Fossils tell a mostly consistent story about the evolution of life on our planet. But every now and again a puzzling new animal turns up that doesn’t quite fit. Such is the aptly-named Chronomyrmex, a 78 million year old dolichoderine from Alberta.
To my eye, Chronomyrmex doesn’t look much like any modern dolichoderine. This shouldn’t be surprising, since its age dates the fossil 10 million years before previous estimates for the radiation of extant members of the subfamily. Yet, this new ant sports jaws that are nearly identical to present-day Linepithema, a young genus from the neotropics. Both genera bear the same medially-indented clypeus and the same pattern of alternating large teeth with small denticles on the mandibles. Look:
The paper’s authors interpret the morphology as placing this ant within the young dolichoderine tribe Leptomyrmicini, the group that contains Linepithema and a number of other genera. This is a radical finding. If Chronomyrmex is truly a leptomyrmicine, Dolichoderinae should be much older than surmised, as should ants as a whole. It’s hard to maintain ants as being 120 million years old when specimens a mere 40 million years on are far along in a modern lineage.
But I’m not so sure this isn’t a case of convergence.

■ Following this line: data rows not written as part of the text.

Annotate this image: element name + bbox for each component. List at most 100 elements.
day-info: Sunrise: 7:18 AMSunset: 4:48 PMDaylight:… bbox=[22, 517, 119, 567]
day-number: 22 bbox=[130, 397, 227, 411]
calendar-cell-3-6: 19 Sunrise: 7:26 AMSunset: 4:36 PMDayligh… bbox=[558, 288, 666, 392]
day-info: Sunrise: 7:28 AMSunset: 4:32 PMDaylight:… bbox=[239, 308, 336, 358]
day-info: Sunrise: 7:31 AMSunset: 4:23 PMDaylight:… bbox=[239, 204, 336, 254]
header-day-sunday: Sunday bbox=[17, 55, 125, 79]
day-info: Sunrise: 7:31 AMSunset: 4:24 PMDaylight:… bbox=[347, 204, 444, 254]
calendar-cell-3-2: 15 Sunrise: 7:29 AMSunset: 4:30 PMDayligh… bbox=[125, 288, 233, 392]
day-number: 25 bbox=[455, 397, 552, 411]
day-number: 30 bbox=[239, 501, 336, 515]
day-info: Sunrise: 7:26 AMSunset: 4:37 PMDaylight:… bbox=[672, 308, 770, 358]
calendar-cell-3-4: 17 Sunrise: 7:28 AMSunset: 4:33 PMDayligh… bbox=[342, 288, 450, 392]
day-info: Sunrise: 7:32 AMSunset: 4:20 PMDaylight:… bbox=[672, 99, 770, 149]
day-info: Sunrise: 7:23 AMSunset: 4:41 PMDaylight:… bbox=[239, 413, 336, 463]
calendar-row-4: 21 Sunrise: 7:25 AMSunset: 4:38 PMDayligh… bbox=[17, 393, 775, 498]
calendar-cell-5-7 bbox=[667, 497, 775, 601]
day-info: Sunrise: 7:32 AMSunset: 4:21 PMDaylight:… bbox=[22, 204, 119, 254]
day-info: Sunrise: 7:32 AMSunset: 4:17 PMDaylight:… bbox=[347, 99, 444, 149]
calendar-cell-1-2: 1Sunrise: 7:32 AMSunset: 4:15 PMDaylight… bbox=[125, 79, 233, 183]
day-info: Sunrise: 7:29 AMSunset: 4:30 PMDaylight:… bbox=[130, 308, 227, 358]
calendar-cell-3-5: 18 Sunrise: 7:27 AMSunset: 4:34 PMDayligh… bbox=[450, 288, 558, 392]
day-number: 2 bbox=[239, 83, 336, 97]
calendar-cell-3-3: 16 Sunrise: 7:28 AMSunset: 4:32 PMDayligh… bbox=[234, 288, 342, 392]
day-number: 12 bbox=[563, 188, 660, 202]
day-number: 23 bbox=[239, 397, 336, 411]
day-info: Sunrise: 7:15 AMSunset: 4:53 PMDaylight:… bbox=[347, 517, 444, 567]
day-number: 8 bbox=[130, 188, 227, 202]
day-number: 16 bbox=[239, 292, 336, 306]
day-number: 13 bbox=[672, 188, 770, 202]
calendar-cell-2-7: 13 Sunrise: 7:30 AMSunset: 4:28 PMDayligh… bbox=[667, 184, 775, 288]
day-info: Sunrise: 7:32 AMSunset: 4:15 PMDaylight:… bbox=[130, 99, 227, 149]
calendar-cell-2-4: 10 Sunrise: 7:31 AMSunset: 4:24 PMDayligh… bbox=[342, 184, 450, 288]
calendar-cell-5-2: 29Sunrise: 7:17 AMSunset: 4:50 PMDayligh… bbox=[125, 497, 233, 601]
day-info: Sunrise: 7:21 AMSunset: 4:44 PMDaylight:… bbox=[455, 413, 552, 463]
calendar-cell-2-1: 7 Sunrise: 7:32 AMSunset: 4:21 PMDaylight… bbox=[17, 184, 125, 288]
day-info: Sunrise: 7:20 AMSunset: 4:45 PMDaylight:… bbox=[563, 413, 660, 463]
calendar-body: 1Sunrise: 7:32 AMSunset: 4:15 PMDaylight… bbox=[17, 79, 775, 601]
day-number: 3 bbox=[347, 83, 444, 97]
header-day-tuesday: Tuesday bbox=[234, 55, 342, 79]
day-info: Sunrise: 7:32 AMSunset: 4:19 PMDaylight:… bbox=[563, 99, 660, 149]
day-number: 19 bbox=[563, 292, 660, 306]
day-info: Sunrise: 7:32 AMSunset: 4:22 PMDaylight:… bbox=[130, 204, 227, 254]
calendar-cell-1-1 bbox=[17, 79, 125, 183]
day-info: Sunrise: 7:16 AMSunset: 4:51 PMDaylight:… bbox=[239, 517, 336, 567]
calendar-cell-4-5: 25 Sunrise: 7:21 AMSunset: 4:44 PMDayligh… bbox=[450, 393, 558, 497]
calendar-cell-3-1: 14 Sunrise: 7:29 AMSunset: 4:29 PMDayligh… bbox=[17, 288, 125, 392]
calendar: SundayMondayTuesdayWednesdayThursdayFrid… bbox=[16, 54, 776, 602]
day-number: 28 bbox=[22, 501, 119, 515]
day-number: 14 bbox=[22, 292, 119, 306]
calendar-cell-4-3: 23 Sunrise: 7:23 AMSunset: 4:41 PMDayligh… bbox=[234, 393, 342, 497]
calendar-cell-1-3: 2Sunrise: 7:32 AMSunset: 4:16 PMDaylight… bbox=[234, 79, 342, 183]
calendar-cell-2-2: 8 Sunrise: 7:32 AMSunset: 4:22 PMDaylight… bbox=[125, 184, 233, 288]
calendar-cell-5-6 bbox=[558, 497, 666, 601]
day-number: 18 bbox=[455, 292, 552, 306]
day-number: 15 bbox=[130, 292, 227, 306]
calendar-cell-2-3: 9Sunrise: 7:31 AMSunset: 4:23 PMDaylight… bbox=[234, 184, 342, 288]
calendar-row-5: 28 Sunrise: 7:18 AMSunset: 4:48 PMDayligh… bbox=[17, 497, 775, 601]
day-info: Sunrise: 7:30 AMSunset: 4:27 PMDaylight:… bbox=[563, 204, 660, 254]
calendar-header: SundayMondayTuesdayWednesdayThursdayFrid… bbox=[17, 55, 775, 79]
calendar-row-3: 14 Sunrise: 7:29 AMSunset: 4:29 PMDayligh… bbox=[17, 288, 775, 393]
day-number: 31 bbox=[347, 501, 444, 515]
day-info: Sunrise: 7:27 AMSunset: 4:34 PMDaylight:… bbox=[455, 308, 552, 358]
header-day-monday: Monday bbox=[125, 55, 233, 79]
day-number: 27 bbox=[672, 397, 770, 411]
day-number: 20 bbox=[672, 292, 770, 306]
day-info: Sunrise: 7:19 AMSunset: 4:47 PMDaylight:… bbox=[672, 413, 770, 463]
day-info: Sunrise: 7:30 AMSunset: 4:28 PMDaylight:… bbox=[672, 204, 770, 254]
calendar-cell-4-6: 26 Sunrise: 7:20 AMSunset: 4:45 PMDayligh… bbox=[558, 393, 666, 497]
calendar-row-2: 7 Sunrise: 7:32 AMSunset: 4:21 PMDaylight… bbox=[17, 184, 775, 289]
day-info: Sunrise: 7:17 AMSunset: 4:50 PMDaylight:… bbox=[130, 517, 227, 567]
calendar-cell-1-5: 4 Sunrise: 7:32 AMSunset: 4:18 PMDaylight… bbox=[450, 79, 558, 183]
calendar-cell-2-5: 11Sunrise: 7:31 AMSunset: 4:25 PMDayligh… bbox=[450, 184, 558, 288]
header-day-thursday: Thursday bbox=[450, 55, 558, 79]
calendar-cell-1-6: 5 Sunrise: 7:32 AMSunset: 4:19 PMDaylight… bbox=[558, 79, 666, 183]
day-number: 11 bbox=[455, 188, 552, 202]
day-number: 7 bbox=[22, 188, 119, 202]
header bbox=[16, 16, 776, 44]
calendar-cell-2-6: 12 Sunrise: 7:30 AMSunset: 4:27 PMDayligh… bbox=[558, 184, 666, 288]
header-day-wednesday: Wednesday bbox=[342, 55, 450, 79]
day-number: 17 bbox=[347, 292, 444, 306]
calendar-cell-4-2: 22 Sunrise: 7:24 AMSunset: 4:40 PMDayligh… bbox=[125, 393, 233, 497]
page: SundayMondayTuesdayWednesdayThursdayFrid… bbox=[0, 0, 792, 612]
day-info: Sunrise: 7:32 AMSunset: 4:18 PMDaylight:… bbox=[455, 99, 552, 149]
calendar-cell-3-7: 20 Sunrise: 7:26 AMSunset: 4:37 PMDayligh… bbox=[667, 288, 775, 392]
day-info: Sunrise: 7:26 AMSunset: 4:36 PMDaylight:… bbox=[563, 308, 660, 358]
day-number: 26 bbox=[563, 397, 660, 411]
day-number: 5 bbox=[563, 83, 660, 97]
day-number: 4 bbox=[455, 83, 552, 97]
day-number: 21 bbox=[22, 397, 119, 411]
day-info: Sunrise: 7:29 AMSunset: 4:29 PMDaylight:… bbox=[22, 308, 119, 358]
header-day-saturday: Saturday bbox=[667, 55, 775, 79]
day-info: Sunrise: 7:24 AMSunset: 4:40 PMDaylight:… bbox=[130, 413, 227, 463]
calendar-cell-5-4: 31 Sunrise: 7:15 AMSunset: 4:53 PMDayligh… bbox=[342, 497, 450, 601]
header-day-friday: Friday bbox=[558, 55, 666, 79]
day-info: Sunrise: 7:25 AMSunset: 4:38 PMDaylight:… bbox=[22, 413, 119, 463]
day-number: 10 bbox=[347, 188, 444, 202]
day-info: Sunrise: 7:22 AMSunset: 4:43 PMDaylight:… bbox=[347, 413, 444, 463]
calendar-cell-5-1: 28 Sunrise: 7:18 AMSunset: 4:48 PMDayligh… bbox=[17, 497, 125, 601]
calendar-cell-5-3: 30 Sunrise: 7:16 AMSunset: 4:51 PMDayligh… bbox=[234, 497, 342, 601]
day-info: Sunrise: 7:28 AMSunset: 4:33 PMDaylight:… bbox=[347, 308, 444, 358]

Ant mandibles are a highly functional part of the insect and are especially prone to convergence under similar ecological conditions. Trap-jaw ants, for example, emerge separately from many lineages in the ant tree. It’s possible this ancient insect was similar enough in biology to modern Linepithema that both groups arrived at solution so similar as to be indistinguishable in amber.
All the same, this one is a head-scratcher.